Syarifuddin pun menyinggung soal uang yang disebut dinikmati Usman. Hal tersebut dinilainya juga tidak beralasan.

“Hanya Rp200 juta yang diterima, dianggap itu uang lelah Pak Usman yang meratakan tanah. Sisanya untuk pembayaran tanah. Itu yang tidak dipertimbangkan,” ujar dia pula.

Dalam kasus ini, Usman berperan sebagai pihak yang menerima kuasa dari para pemilik lahan untuk pembayaran harga tanah. Sedangkan Hamdan merupakan mantan Kadis Perumahan dan Permukiman Kota Bima.

Pada putusan hakim, Hamdan dihukum penjara selama empat tahun enam bulan. Hamdan dinyatakan oleh Majelis Hakim Pengadilan Tipikor Mataram yang dipimpin I Ketut Somanasa, terbukti korupsi pengadaan lahan relokasi banjir tahun 2017 yang merugikan negara Rp1,638 miliar. Hamdan terbukti membayar tanah di atas harga standar.

Selain pidana kurungan, Hamdan juga dijatuhi pidana denda Rp200 juta yang apabila tidak dibayar harus diganti kurungan empat bulan.

Sementara Usman dihukum lebih berat, yakni enam tahun penjara dengan denda Rp200 juta subsider empat bulan kurungan. Usman juga dibebankan untuk membayar seluruh kerugian negara yang muncul, sebesar Rp1,638 miliar.

Pembayaran kerugian negara itu diberikan tenggat waktu satu bulan sejak putusannya berkekuatan hukum tetap. Apabila tidak dibayarkan, maka harta benda Usman disita dan dilelang. Jika harta bendanya tidak mencukupi, maka Usman wajib menggantinya dengan penjara selama satu tahun enam bulan.

Pertimbangan hakim membebankan Usman untuk membayar seluruh kerugian negara dalam kasus ini dilihat dari fakta persidangan, yakni menerima pembayaran lebih dari harga tanah sebenarnya.

Karena itu, Usman dalam putusan hakim dijatuhi pada pembuktian Pasal 2 juncto Pasal 18 UU RI Nomor 20/2001 tentang perubahan atas UU RI Nomor 31/1999 tentang Pemberantasan Tindak Pidana Korupsi juncto Pasal 55 ayat 1 ke-1 KUHP.
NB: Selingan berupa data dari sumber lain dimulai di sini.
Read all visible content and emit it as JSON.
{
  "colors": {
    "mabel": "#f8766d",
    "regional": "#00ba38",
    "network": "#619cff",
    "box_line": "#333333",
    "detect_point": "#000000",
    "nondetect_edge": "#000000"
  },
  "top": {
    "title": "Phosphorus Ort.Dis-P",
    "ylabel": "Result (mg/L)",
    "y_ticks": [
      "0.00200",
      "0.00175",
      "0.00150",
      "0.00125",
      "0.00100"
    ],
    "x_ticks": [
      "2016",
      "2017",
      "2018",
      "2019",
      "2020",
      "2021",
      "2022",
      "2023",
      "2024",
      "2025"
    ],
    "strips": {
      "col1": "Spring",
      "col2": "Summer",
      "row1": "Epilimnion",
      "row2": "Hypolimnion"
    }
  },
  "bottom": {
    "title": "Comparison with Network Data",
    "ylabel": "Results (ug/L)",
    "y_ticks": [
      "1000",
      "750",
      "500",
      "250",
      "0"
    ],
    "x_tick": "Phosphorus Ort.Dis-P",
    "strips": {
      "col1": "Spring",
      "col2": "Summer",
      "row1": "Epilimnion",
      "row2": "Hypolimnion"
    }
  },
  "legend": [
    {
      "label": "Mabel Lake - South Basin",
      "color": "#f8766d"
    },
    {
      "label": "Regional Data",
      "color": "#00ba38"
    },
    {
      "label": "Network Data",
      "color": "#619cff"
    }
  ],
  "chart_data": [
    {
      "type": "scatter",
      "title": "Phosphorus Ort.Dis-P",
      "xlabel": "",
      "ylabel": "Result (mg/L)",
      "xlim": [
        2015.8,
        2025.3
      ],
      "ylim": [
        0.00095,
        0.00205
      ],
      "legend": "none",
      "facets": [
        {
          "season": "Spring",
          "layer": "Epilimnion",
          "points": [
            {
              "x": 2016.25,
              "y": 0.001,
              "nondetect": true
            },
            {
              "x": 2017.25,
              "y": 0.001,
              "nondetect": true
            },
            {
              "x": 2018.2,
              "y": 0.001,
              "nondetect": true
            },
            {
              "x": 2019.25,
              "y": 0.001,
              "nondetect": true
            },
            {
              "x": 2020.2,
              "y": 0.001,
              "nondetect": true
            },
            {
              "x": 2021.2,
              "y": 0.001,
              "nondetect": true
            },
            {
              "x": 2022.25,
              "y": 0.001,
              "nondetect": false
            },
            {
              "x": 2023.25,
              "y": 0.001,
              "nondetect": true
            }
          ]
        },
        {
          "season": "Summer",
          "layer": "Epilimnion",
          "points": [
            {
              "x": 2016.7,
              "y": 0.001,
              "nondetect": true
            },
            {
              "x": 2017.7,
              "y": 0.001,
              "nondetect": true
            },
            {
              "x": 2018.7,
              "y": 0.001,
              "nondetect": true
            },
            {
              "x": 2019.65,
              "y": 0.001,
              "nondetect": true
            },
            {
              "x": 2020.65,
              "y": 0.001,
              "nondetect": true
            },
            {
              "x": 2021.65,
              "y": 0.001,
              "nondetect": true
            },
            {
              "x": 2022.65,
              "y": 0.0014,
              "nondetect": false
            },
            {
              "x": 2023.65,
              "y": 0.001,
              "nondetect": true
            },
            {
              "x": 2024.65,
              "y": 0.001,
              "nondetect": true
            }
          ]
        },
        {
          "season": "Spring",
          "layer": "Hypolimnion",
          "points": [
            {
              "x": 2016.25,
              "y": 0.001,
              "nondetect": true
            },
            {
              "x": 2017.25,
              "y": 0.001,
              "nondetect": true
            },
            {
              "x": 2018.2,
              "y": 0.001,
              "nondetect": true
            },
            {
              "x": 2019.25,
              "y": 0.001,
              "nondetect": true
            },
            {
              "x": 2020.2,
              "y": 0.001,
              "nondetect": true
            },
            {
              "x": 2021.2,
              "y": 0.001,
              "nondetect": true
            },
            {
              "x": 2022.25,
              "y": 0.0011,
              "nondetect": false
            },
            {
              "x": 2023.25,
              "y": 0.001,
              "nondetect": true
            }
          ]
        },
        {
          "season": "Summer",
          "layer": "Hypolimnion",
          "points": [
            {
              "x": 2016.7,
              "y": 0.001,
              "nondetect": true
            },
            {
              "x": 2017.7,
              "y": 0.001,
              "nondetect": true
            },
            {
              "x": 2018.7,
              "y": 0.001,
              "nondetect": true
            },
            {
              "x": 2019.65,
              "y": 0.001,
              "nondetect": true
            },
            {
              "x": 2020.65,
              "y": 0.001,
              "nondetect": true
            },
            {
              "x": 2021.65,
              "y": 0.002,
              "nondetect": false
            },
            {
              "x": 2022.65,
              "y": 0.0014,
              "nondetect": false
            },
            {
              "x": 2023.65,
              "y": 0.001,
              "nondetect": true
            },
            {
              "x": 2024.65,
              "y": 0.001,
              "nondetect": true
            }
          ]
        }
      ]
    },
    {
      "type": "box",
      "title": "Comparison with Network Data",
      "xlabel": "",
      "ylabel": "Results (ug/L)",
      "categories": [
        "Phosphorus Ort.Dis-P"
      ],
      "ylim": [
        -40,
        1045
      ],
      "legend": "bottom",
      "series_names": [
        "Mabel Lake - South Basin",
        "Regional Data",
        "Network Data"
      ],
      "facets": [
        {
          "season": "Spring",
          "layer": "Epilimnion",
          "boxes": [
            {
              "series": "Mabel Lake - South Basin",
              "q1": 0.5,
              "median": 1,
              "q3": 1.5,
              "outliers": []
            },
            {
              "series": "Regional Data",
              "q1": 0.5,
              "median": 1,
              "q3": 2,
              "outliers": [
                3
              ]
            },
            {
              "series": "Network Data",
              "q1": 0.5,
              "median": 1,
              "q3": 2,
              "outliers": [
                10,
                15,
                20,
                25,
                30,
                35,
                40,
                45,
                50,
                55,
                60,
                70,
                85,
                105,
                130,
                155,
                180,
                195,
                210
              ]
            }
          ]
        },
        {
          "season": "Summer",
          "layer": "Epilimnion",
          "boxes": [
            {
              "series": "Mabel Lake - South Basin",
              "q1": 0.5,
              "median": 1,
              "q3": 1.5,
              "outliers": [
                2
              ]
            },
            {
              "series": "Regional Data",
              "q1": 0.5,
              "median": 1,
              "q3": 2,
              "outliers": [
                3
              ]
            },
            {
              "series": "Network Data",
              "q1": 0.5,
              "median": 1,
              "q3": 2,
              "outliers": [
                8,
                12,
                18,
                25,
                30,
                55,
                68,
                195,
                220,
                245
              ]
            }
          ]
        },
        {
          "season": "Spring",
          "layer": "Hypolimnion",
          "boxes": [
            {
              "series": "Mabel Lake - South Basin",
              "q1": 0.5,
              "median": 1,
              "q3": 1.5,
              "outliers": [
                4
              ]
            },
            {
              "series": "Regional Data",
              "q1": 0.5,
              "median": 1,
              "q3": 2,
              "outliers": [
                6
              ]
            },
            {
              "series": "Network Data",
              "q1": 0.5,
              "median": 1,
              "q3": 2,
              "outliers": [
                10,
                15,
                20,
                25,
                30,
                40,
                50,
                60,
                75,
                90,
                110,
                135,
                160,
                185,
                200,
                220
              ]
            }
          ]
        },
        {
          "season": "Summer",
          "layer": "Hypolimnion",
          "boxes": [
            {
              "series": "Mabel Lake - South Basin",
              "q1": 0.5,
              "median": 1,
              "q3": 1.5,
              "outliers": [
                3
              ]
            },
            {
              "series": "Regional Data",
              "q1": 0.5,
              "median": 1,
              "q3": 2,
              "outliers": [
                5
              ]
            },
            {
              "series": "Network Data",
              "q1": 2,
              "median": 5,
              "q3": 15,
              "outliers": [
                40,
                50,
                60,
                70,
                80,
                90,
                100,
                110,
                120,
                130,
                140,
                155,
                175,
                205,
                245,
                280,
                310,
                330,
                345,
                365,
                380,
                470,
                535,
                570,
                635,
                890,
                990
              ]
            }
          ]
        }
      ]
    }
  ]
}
Terkait dengan adanya pernyataan banding dari kedua terdakwa, jaksa penuntut umum Fajar Alamsyah Malo belum memutuskan untuk turut mengajukan upaya hukum lanjutan terhadap putusan tersebut. Fajar mengatakan bahwa pihaknya masih akan berkoordinasi kembali dengan pimpinannya.

Dalam perkara ini, jaksa penuntut umum sebelumnya mengajukan tuntutan terhadap Hamdan dengan pidana penjara selama lima tahun enam bulan, dan denda sebesar Rp300 juta subsider empat bulan kurungan.

Begitu pula tuntutan untuk Usman, pidana penjara lima tahun enam bulan dan denda Rp300 juta subsider empat bulan, dengan penambahan beban untuk membayar uang pengganti kerugian negara Rp1,638 miliar subsider dua tahun penjara. (Ant)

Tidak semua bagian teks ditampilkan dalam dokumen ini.